2.2.5.3 Uji RT-PCR (Reverse Transkriptase Chain Reaction)

Uji RT-PCR dilakukan dengan tujuan mengeksploitasi replikasi DNA yang terlebih dahulu mengubah RNA menjadi DNA dengan bantuan enzim Reverse Transkriptase. Sampel yang berasal dari isolasi RNA diambil sebanyak 1ml, dan dimasukkan ke dalam ependorf yang berisi larutan buffer (R-mix) 5ml, primer depan (DDP1) dan primer belakang (DDP1) masing-masing sebanyak 0,6 ml, enzim (ss) 0,25 ml dan Aquabides (AQB) 2,55 ml.

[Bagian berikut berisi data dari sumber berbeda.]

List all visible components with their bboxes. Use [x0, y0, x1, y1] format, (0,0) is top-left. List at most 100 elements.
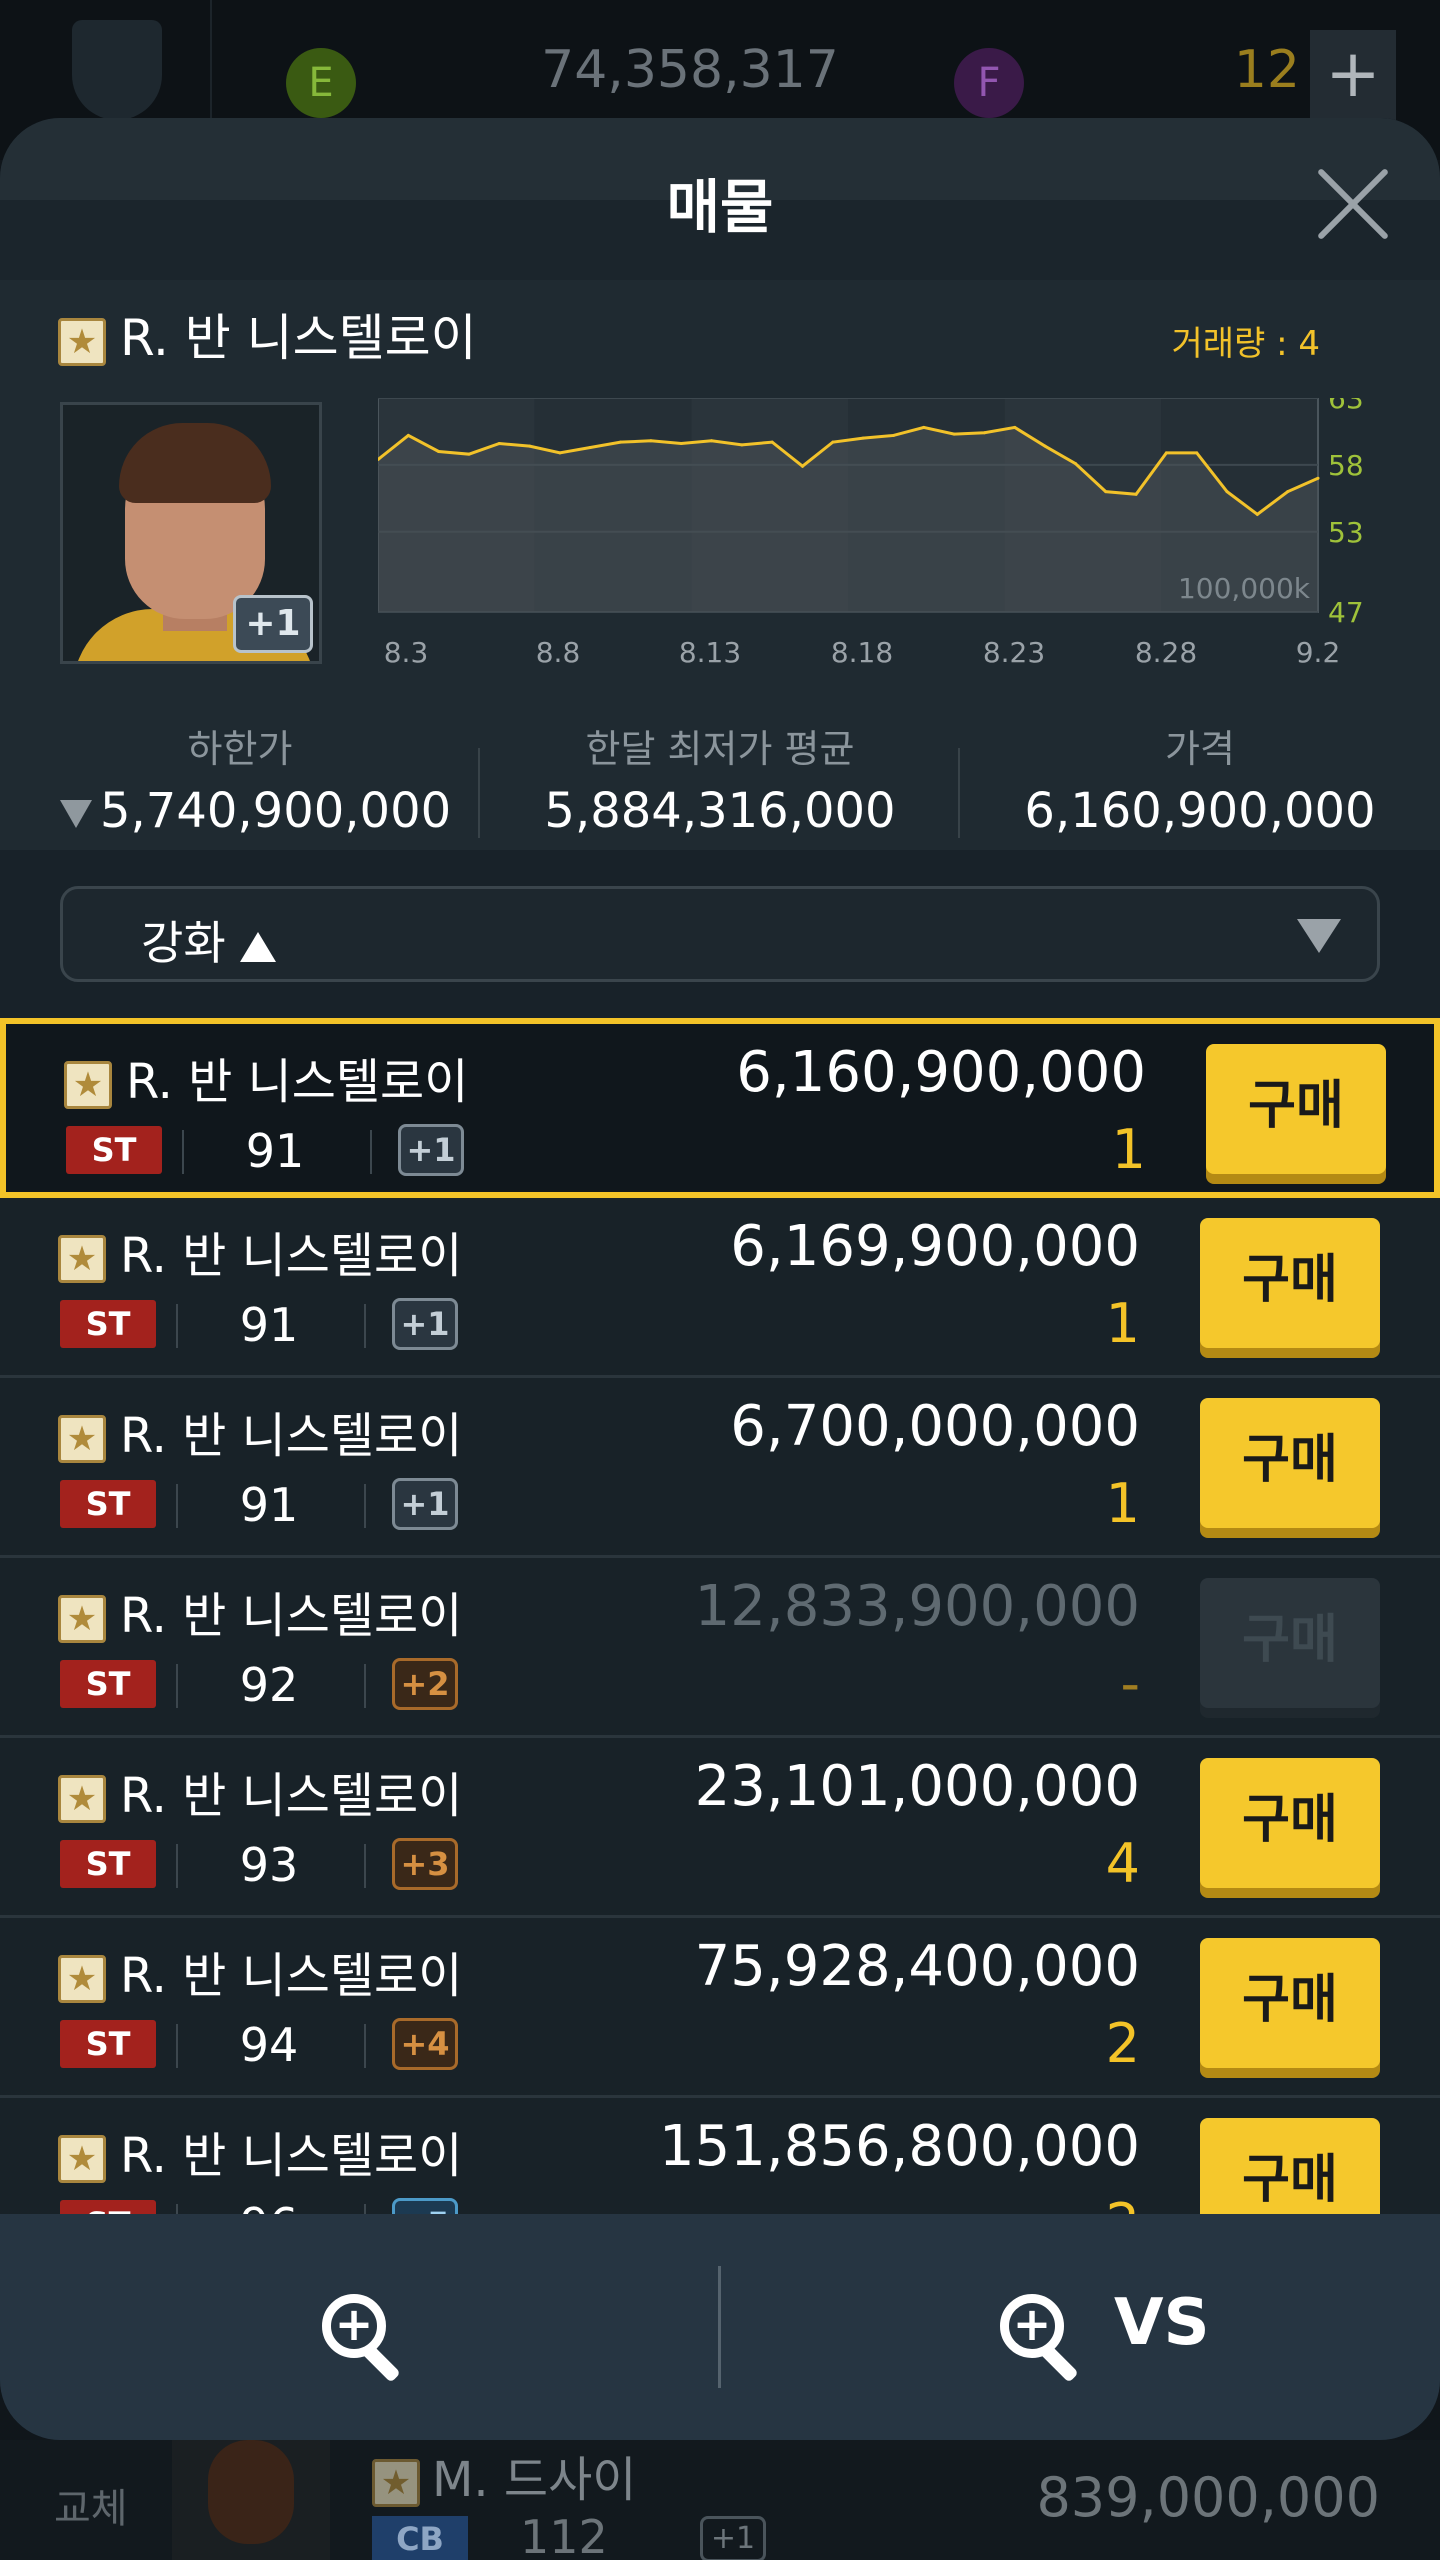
price-value: 6,160,900,000 — [1024, 783, 1376, 839]
star-card-icon — [58, 1955, 106, 2003]
manager-avatar-icon[interactable] — [72, 20, 162, 120]
overall-rating: 91 — [245, 1124, 305, 1178]
star-card-icon — [64, 1061, 112, 1109]
price-chart: 100,000k 63 58 53 47 8.3 8.8 8.13 8.18 8.23 8.28 9.… — [378, 398, 1378, 728]
substitute-price: 839,000,000 — [1036, 2466, 1380, 2529]
listing-name-text: R. 반 니스텔로이 — [120, 1948, 463, 2004]
buy-button[interactable]: 구매 — [1200, 1758, 1380, 1888]
overall-rating: 92 — [239, 1658, 299, 1712]
chart-y-tick: 58 — [1328, 449, 1364, 482]
buy-button[interactable]: 구매 — [1206, 1044, 1386, 1174]
position-badge: ST — [66, 1126, 162, 1174]
enhance-badge: +5 — [392, 2198, 458, 2214]
player-info-panel: R. 반 니스텔로이 거래량 : 4 +1 100,000k 63 58 53 47 8.… — [0, 280, 1440, 850]
star-card-icon — [58, 1235, 106, 1283]
modal-header: 매물 — [0, 118, 1440, 280]
listing-name: R. 반 니스텔로이 — [58, 1576, 462, 1646]
chart-point — [1255, 512, 1259, 516]
enhance-badge: +2 — [392, 1658, 458, 1710]
chart-point — [1195, 451, 1199, 455]
sort-label-text: 강화 — [141, 916, 226, 970]
listing-row[interactable]: R. 반 니스텔로이 ST 93 +3 23,101,000,000 4 구매 — [0, 1738, 1440, 1918]
listing-quantity: 1 — [1105, 1472, 1140, 1535]
listing-quantity: - — [1120, 1652, 1141, 1715]
star-card-icon — [372, 2459, 420, 2507]
substitute-portrait — [172, 2440, 330, 2560]
buy-button[interactable]: 구매 — [1200, 2118, 1380, 2214]
e-currency-icon: E — [286, 48, 356, 118]
chart-point — [497, 441, 501, 445]
floor-price-value: 5,740,900,000 — [60, 783, 451, 839]
chart-x-tick: 8.13 — [679, 636, 741, 669]
chart-point — [528, 444, 532, 448]
star-card-icon — [58, 1595, 106, 1643]
listing-price: 151,856,800,000 — [659, 2114, 1140, 2179]
chart-x-tick: 8.3 — [384, 636, 429, 669]
chart-point — [558, 451, 562, 455]
listing-price: 12,833,900,000 — [694, 1574, 1140, 1639]
chart-point — [1164, 451, 1168, 455]
chart-point — [1104, 490, 1108, 494]
player-portrait: +1 — [60, 402, 322, 664]
add-currency-button[interactable]: + — [1310, 30, 1396, 120]
substitute-name-text: M. 드사이 — [432, 2452, 637, 2508]
buy-button[interactable]: 구매 — [1200, 1938, 1380, 2068]
down-arrow-icon — [60, 800, 92, 828]
listing-row[interactable]: R. 반 니스텔로이 ST 91 +1 6,700,000,000 1 구매 — [0, 1378, 1440, 1558]
sort-dropdown[interactable]: 강화 — [60, 886, 1380, 982]
chart-point — [922, 425, 926, 429]
zoom-button[interactable] — [0, 2214, 718, 2440]
chart-unit-label: 100,000k — [1178, 572, 1311, 605]
chart-point — [1225, 490, 1229, 494]
listing-name-text: R. 반 니스텔로이 — [120, 1768, 463, 1824]
floor-price-stat: 하한가 5,740,900,000 — [60, 718, 451, 839]
zoom-handle — [1039, 2343, 1079, 2383]
enhance-badge: +1 — [233, 595, 313, 653]
stat-divider — [958, 748, 960, 838]
chart-y-tick: 63 — [1328, 398, 1364, 415]
listing-row[interactable]: R. 반 니스텔로이 ST 91 +1 6,169,900,000 1 구매 — [0, 1198, 1440, 1378]
chart-point — [1134, 492, 1138, 496]
listing-row[interactable]: R. 반 니스텔로이 ST 96 +5 151,856,800,000 2 구매 — [0, 2098, 1440, 2214]
substitute-row: 교체 M. 드사이 CB 112 +1 839,000,000 — [0, 2440, 1440, 2560]
chart-point — [1013, 425, 1017, 429]
sort-ascending-icon — [239, 931, 276, 962]
chart-point — [406, 433, 410, 437]
listing-name: R. 반 니스텔로이 — [58, 2116, 462, 2186]
chart-point — [891, 433, 895, 437]
chart-point — [437, 450, 441, 453]
chart-x-tick: 8.23 — [983, 636, 1045, 669]
position-badge: ST — [60, 1300, 156, 1348]
buy-button[interactable]: 구매 — [1200, 1398, 1380, 1528]
enhance-badge: +1 — [700, 2516, 766, 2560]
overall-rating: 91 — [239, 1298, 299, 1352]
monthly-avg-stat: 한달 최저가 평균 5,884,316,000 — [500, 718, 940, 839]
chart-x-tick: 8.18 — [831, 636, 893, 669]
listing-row[interactable]: R. 반 니스텔로이 ST 94 +4 75,928,400,000 2 구매 — [0, 1918, 1440, 2098]
chart-point — [831, 440, 835, 444]
listing-list[interactable]: R. 반 니스텔로이 ST 91 +1 6,160,900,000 1 구매 R… — [0, 1018, 1440, 2214]
chart-y-tick: 47 — [1328, 596, 1364, 629]
chart-point — [710, 439, 714, 443]
listing-name-text: R. 반 니스텔로이 — [126, 1054, 469, 1110]
f-currency-icon: F — [954, 48, 1024, 118]
listing-quantity: 2 — [900, 2192, 1140, 2214]
chart-point — [1286, 490, 1290, 494]
listings-modal: 매물 R. 반 니스텔로이 거래량 : 4 +1 100,000k 63 58 53 4… — [0, 118, 1440, 2440]
money-amount: 74,358,317 — [541, 40, 839, 100]
chevron-down-icon[interactable] — [1297, 919, 1341, 953]
price-stats: 하한가 5,740,900,000 한달 최저가 평균 5,884,316,00… — [0, 718, 1440, 848]
compare-vs-button[interactable]: VS — [722, 2214, 1440, 2440]
listing-name: R. 반 니스텔로이 — [58, 1216, 462, 1286]
listing-row[interactable]: R. 반 니스텔로이 ST 91 +1 6,160,900,000 1 구매 — [0, 1018, 1440, 1198]
listing-row[interactable]: R. 반 니스텔로이 ST 92 +2 12,833,900,000 - 구매 — [0, 1558, 1440, 1738]
substitute-label: 교체 — [54, 2486, 128, 2532]
close-icon[interactable] — [1312, 164, 1392, 244]
floor-price-number: 5,740,900,000 — [100, 783, 452, 839]
enhance-badge: +4 — [392, 2018, 458, 2070]
enhance-badge: +1 — [392, 1478, 458, 1530]
bar-divider — [718, 2266, 721, 2388]
buy-button-disabled[interactable]: 구매 — [1200, 1578, 1380, 1708]
overall-rating: 112 — [520, 2510, 608, 2560]
buy-button[interactable]: 구매 — [1200, 1218, 1380, 1348]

Setelah pengisian ependorf selesai, kemudian ependorf dimasukkan ke dalam thermocycle selama 4 jam. Tahap replikasi DNA dimulai dari mengubah RNA menjadi DNA pada suhu 50°C selama 1 jam, dilanjutkan dengan denaturasi pita DNA pada suhu 95°C selama 7 menit dan 94°C selama 45 detik. Proses denaturasi ini bertujuan untuk megubah DNA dari serat ganda menjadi serat tunggal. Selanjutnya proses anneling atau penempelan serat DNA sampel dengan primer pada suhu 52°C selama 45 detik, dan tahap sintesis pada suhu 72°C selama 1 menit yaitu proses untuk memperpanjang rantai DNA dan yang berperan dalam tahap ini adalah DNA Polymerase (Taq Polymerase). Tahap pemisahan serat DNA, penempelan serat DNA dengan primer, dan sintesis DNA-polymerase diulang sampai 44 kali. Setelah itu terjadi penyempurnaan enzim pada suhu 72°C selama 5 menit, dan setelah tahapan sintesis protein selesai maka thermocycle akan berada pada suhu 22°C.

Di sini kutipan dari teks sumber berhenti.